Roommates at Academic Connections are assigned by age and gender into rooms of two or three. The male students inhabit the first four floors and the females reside on the fifth through tenth floors.

The rooms include three beds, three desks and three closets. The walls are bare and the bathrooms are sterile. The beds squeak and the carpet is rough against feet. Sometimes the only barrier against homesickness is the other people in the room.

But are roommates only temporary replacements for old friends, or can they actually make an impact? AC student Robert Olivera listed tolerance and patience as two qualities he thought he acquired from having a roommate. Another student, Ashley Brant, said fun and companionship are words that come to mind at the thought of her roommates.


On the second floor of Muir Resident Hall, Shane Dahlquist and Moritz Tonn share a room. When they met on the first day of Academic Connections, it was not love at first sight. “He threw a ladder at me because I was playing music,” said Shane.

But now the two of them know each other so well, they competed in a ‘How Well Do You Know Your Roommate?’ challenge and were the only boys to do so. They are so close that Moritz knew that Shane likes salami on his pizza, not pepperoni.

Unfortunately, they lost, but only by one point.


Shane and Moritz are not the only roommates that started off badly. Joshua Querin, a sports psychology student, said that one night he was talking on the phone while his roommate, Bryan Musrel, was reading. Bryan got so annoyed with Josh’s talking that he started taking all of Josh’s clothes out of the closet and throwing them out into the hall, said Josh.

Josh said that after this event, the two of them agreed to respect each other’s quiet time. Now Josh waits to call friends until he is sure he is not bothering his roommate.

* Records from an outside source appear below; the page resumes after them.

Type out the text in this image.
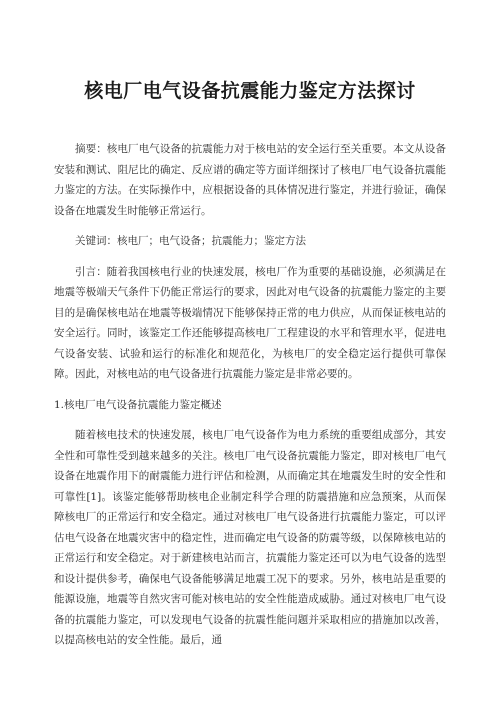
核电厂电气设备抗震能力鉴定方法探讨

摘要：核电厂电气设备的抗震能力对于核电站的安全运行至关重要。本文从设备安装和测试、阻尼比的确定、反应谱的确定等方面详细探讨了核电厂电气设备抗震能力鉴定的方法。在实际操作中，应根据设备的具体情况进行鉴定，并进行验证，确保设备在地震发生时能够正常运行。

关键词：核电厂；电气设备；抗震能力；鉴定方法

引言：随着我国核电行业的快速发展，核电厂作为重要的基础设施，必须满足在地震等极端天气条件下仍能正常运行的要求，因此对电气设备的抗震能力鉴定的主要目的是确保核电站在地震等极端情况下能够保持正常的电力供应，从而保证核电站的安全运行。同时，该鉴定工作还能够提高核电厂工程建设的水平和管理水平，促进电气设备安装、试验和运行的标准化和规范化，为核电厂的安全稳定运行提供可靠保障。因此，对核电站的电气设备进行抗震能力鉴定是非常必要的。

1.核电厂电气设备抗震能力鉴定概述

随着核电技术的快速发展，核电厂电气设备作为电力系统的重要组成部分，其安全性和可靠性受到越来越多的关注。核电厂电气设备抗震能力鉴定，即对核电厂电气设备在地震作用下的耐震能力进行评估和检测，从而确定其在地震发生时的安全性和可靠性[1]。该鉴定能够帮助核电企业制定科学合理的防震措施和应急预案，从而保障核电厂的正常运行和安全稳定。通过对核电厂电气设备进行抗震能力鉴定，可以评估电气设备在地震灾害中的稳定性，进而确定电气设备的防震等级，以保障核电站的正常运行和安全稳定。对于新建核电站而言，抗震能力鉴定还可以为电气设备的选型和设计提供参考，确保电气设备能够满足地震工况下的要求。另外，核电站是重要的能源设施，地震等自然灾害可能对核电站的安全性能造成威胁。通过对核电厂电气设备的抗震能力鉴定，可以发现电气设备的抗震性能问题并采取相应的措施加以改善，以提高核电站的安全性能。最后，通
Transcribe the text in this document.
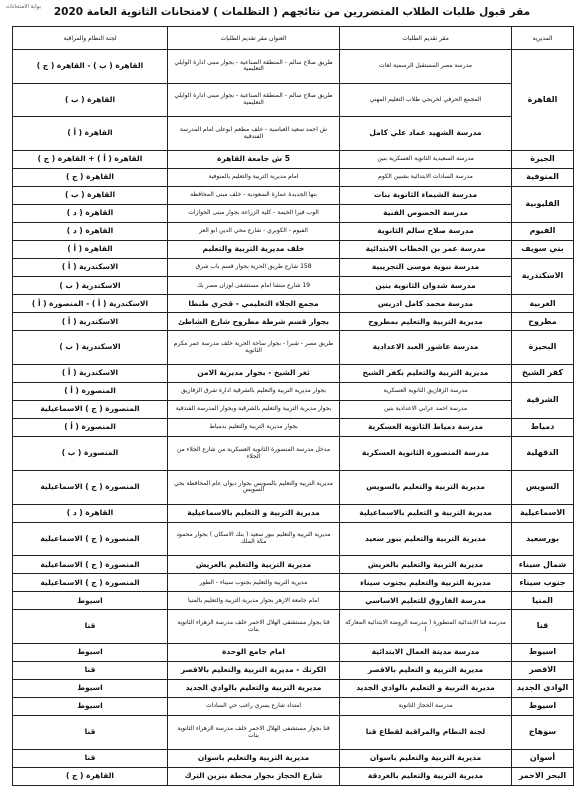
بوابة الامتحانات	مقر قبول طلبات الطلاب المتضررين من نتائجهم ( التظلمات ) لامتحانات الثانوية العامة 2020
المديرية	مقر تقديم الطلبات	العنوان مقر تقديم الطلبات	لجنة النظام والمراقبة
القاهرة	مدرسة مصر المستقبل الرسمية لغات	طريق صلاح سالم - المنطقة الصناعية - بجوار مبنى ادارة الوايلي التعليمية	القاهرة ( ب ) - القاهرة ( ج )
	المجمع الحرفي لخريجي طلاب التعليم المهني	طريق صلاح سالم - المنطقة الصناعية - بجوار مبنى ادارة الوايلي التعليمية	القاهرة ( ب )
	مدرسة الشهيد عماد علي كامل	ش احمد سعيد العباسية - خلف مطعم ابوعلى امام المدرسة الفندقية	القاهرة ( أ )
الجيزة	مدرسة السعيدية الثانوية العسكرية بنين	5 ش جامعة القاهرة	القاهرة ( أ ) + القاهرة ( ج )
المنوفية	مدرسة السادات الابتدائية بشبين الكوم	امام مديرية التربية والتعليم بالمنوفية	القاهرة ( ج )
القليوبية	مدرسة الشيماء الثانوية بنات	بنها الجديدة عمارة السعودية - خلف مبنى المحافظة	القاهرة ( ب )
	مدرسة الخصوص الفنية	الوب فيرا الخيمة - كلية الزراعة بجوار مبنى الجوازات	القاهرة ( د )
الفيوم	مدرسة صلاح سالم الثانوية	الفيوم - الكوبري - شارع محي الدين ابو العز	القاهرة ( د )
بني سويف	مدرسة عمر بن الخطاب الابتدائية	خلف مديرية التربية والتعليم	القاهرة ( أ )
الاسكندرية	مدرسة نبوية موسى التجريبية	158 شارع طريق الحرية بجوار قسم باب شرق	الاسكندرية ( أ )
	مدرسة شدوان الثانوية بنين	19 شارع منشا امام مستشفى لوزان مصر بك	الاسكندرية ( ب )
الغربية	مدرسة محمد كامل ادريس	مجمع الجلاء التعليمي - قحري طنطا	الاسكندرية ( أ ) - المنصورة ( أ )
مطروح	مديرية التربية والتعليم بمطروح	بجوار قسم شرطة مطروح شارع الشاطئ	الاسكندرية ( أ )
البحيرة	مدرسة عاشور العبد الاعدادية	طريق مصر - شبرا - بجوار ساحة الحرية خلف مدرسة عمر مكرم الثانوية	الاسكندرية ( ب )
كفر الشيخ	مديرية التربية والتعليم بكفر الشيخ	ثغر الشيخ - بجوار مديرية الامن	الاسكندرية ( أ )
الشرقية	مدرسة الزقازيق الثانوية العسكرية	بجوار مديرية التربية والتعليم بالشرقية ادارة شرق الزقازيق	المنصورة ( أ )
	مدرسة احمد عرابي الاعدادية بنين	بجوار مديرية التربية والتعليم بالشرقية وبجوار المدرسة الفندقية	المنصورة ( ج ) الاسماعيلية
دمياط	مدرسة دمياط الثانوية العسكرية	بجوار مديرية التربية والتعليم بدمياط	المنصورة ( أ )
الدقهلية	مدرسة المنصورة الثانوية العسكرية	مدخل مدرسة المنصورة الثانوية العسكرية من شارع الجلاء من الجلاء	المنصورة ( ب )
السويس	مديرية التربية والتعليم بالسويس	مديرية التربية والتعليم بالسويس بجوار ديوان عام المحافظة بحي السويس	المنصورة ( ج ) الاسماعيلية
الاسماعيلية	مديرية التربية و التعليم بالاسماعيلية	مديرية التربية و التعليم بالاسماعيلية	القاهرة ( د )
بورسعيد	مديرية التربية والتعليم ببور سعيد	مديرية التربية والتعليم ببور سعيد ( بنك الاسكان ) بجوار محمود مكة الملك	المنصورة ( ج ) الاسماعيلية
شمال سيناء	مديرية التربية والتعليم بالعريش	مديرية التربية والتعليم بالعريش	المنصورة ( ج ) الاسماعيلية
جنوب سيناء	مديرية التربية والتعليم بجنوب سيناء	مديرية التربية والتعليم بجنوب سيناء - الطور	المنصورة ( ج ) الاسماعيلية
المنيا	مدرسة الفاروق للتعليم الاساسي	امام جامعة الازهر بجوار مديرية التربية والتعليم بالمنيا	اسيوط
قنا	مدرسة قنا الابتدائية المتطورة ( مدرسة الروضة الابتدائية المعاركة )	قنا بجوار مستشفى الهلال الاحمر خلف مدرسة الزهراء الثانوية بنات	قنا
اسيوط	مدرسة مدينة العمال الابتدائية	امام جامع الوحدة	اسيوط
الاقصر	مديرية التربية و التعليم بالاقصر	الكرنك - مديرية التربية والتعليم بالاقصر	قنا
الوادي الجديد	مديرية التربية و التعليم بالوادي الجديد	مديرية التربية والتعليم بالوادي الجديد	اسيوط
اسيوط	مدرسة الحجاز الثانوية	امتداد شارع يسري راغب حي السادات	اسيوط
سوهاج	لجنة النظام والمراقبة لقطاع قنا	قنا بجوار مستشفى الهلال الاحمر خلف مدرسة الزهراء الثانوية بنات	قنا
أسوان	مديرية التربية والتعليم باسوان	مديرية التربية والتعليم باسوان	قنا
البحر الاحمر	مديرية التربية والتعليم بالغردقة	شارع الحجاز بجوار محطة بنزين الترك	القاهرة ( ج )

Ashley Brant described an incident that occurred between her and her roommates, Claudette Enriquez and Melissa Marquez. They had a helium party involving sucking helium out of balloons and talking about Oompa-Loompa’s, Ashley said, laughing.

The balloons were from Claudette’s birthday, which Claudette was a little upset about celebrating away from home. Ashley said she saw the balloons floating in the corner of their room and was struck with the idea.

“Claudette had the best helium voice,” said Ashley, “and that made her feel better.” The girls videotaped this event with Ashley’s phone and amused themselves the next day by watching it again.


Another student in AC, Lena Cund, described how even though they don’t know each other’s favorite colors, her roommate knows one of Lena’s darkest secrets. “And I know everything about her and her best friend’s fight,” said Lena.

Erin Ideishi, an AC participant living on the ninth floor, said that she shares her laundry loads with her roommate Ashley Chung. They go to to meals together, hang out a lot, and even share sun block.

One More Time

Having a roommate is a chance to learn how to adjust to different personalities. But, more importantly, having a roommate is a chance to learn about yourself. Living with another person is difficult, but seeing how someone deals with the situation can reveal a lot about that person’s personality.

Even if someone did not react fittingly to having a roommate at first, there is a chance to change, like in the case of Moritz and Bryan. Ultimately, what a roommate does is show someone how well he or she can adapt. But also, a roommate is an opportunity to have a lot of fun with new people of diverse backgrounds.